Vigilar el poder, mapear el placer y habitar Medellín

Una ciudad odiada para enamorarse

Y me enamoré.

Me enamoré y mire al amor a su mirada sin ojos como la del mar. Y entendí que esta cabeza es un adorno más y con ella toda nuestra intelectualidad.

¿Para qué las academias si ya no están en los templos? ¿Para qué los intelectuales sin cuerpo?

No había ya lógica para entender el descarnado real amor.

Nos deberíamos enamorar como niños y lo hacemos pero tenemos cerca a un adulto para adelantar mal camino y enseñarnos que no estamos enamorados y complicarlo –como siempre– todo.

A mis cinco niño pensaba que enamorarse era tener con quien bailar –y bailar y bailar– toda la noche. Luego se me olvidó bailar.

Si no persistimos en el enamoramiento desde niños, nos toca luego entenderlo en el destierro.

Y volví a Medellín huyendo del frío de Bogotá –que me permitía ser anónimo– para meterme en el desastre caluroso y sofocante de la ciudad de papá y mamá.

El destierro amoroso es andar por ahí sin cuerpo. Otros destierros son andar sin mundo. Los desterrados –los desheredados– somos peligrosos porque notamos el engaño, se desactiva en nosotros el frágil código que sostiene la realidad.

Uno vive en una ciudad porque sí y una ciudad es la de uno porque el viento nos llevo a ella varias veces. Y había que aprovechar el lienzo lleno de tachones en vez de gastar el tiempo y la energía en salir. No hay donde salir como recuerda un bonito poema de Cavafis.
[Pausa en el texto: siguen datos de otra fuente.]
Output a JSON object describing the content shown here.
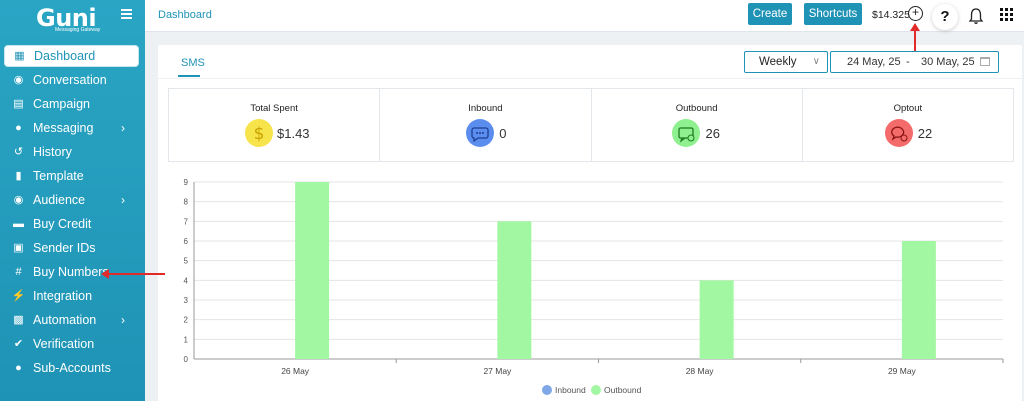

La ciudad se puede explicar con que “uno es de donde son sus muertos” pero uno escoge sus muertos.

En Medellín he conocido la muerte y esos seres sagrados que la componen. Por eso el único lugar de donde uno es el mejor lugar para el destierro. Ese lugar de donde son sus muertos es el mejor lugar para extrañar.

Que hermoso sabor que tiene esta ciudad, tan amargo y tan alcalino. Tanto amor en la amistad que se presenta como una locura sin altibajos, sin disonancia. Cada tanto aguantamos sólo por los amigos, están en la última hebra antes del desprendimiento final.
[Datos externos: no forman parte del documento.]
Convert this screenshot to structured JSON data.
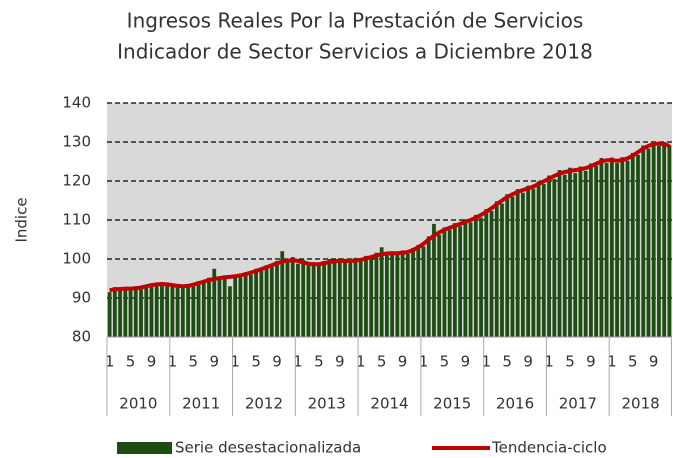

Los momentos más felices de la vida no son aquellos libres de dolor, sino aquellos llenos de solemnidad. Cuando la lucidez es un placer por sí mismo no huimos del dolor para alcanzar la felicidad.

Y así fue que a mi regreso a Medellín aprendí el costo de la memoria y de saber por dolor y el derecho al olvido, sobre todo ser olvidado y dejar de recordar aquellos tontos juegos que no queremos entender o aprender a jugar.

Pero con respecto a los ausentes no queremos que se cure nunca el dolor porque ese será el olvido fatal: el que nos deje en una felicidad ajena.

En mi destierro en Medellín aprendí todas mis contradicciones, para estar solo, buscar a alguien, necesitar a alguien, el objetivo anónimo en el otro y el único vehículo de lo colectivo. Aún hoy la vanidad, los resbalones por fuera del anonimato y engañarse a sí mismo siendo lo que no se es.

Un amigo decía hace poco “encargarse de sí mismo” –y ahí una bella clave. No transferir el riesgo de la propia existencia, presencia y viaje en otro pero no andar con la consigna de que no se necesita a nadie. Son necesarios todos para toda las toditas vidas y para algo que estamos buscando –que todavía no entiendo qué es.

También son frágiles nuestros vínculos porque estamos distraídos, nos relegamos a un horario, a un lugar en la agenda lo cual es malo y dañino para los ríos. A los ríos no se les pone citas.

Como nos olvidamos de ser ríos necesitamos cuerdas, pero a veces son hilos de seda hermosos que mantenemos fuertes sólo con nuestro aliento.

Antes o después está el placer y siempre posterior y cuando ya casi no es necesario la redención. Pero teníamos apenas una idea luego de comprobar que la redención –está atravesada por el placer– y se encuentra solo en la intimidad de ese otro, único otro. Retozando.

Dejar de tener cuerpo, diluirse en la noche y volver para encontrarse ya sin reglas en un cuerpo amado, en el olor, en esa sensación de dejar de estar partido –más cercana a la muerte que a la vida.

La temperatura, las texturas, los sabores, los olores del amor.

El cuerpo amado.

Y como todo mar, se desborda hacia todas partes con una voz, con una mirada.

El retozadero final.

Curioso seguir existiendo después, por fuera, pero las diosas saben que hacer con nuestra contradicción.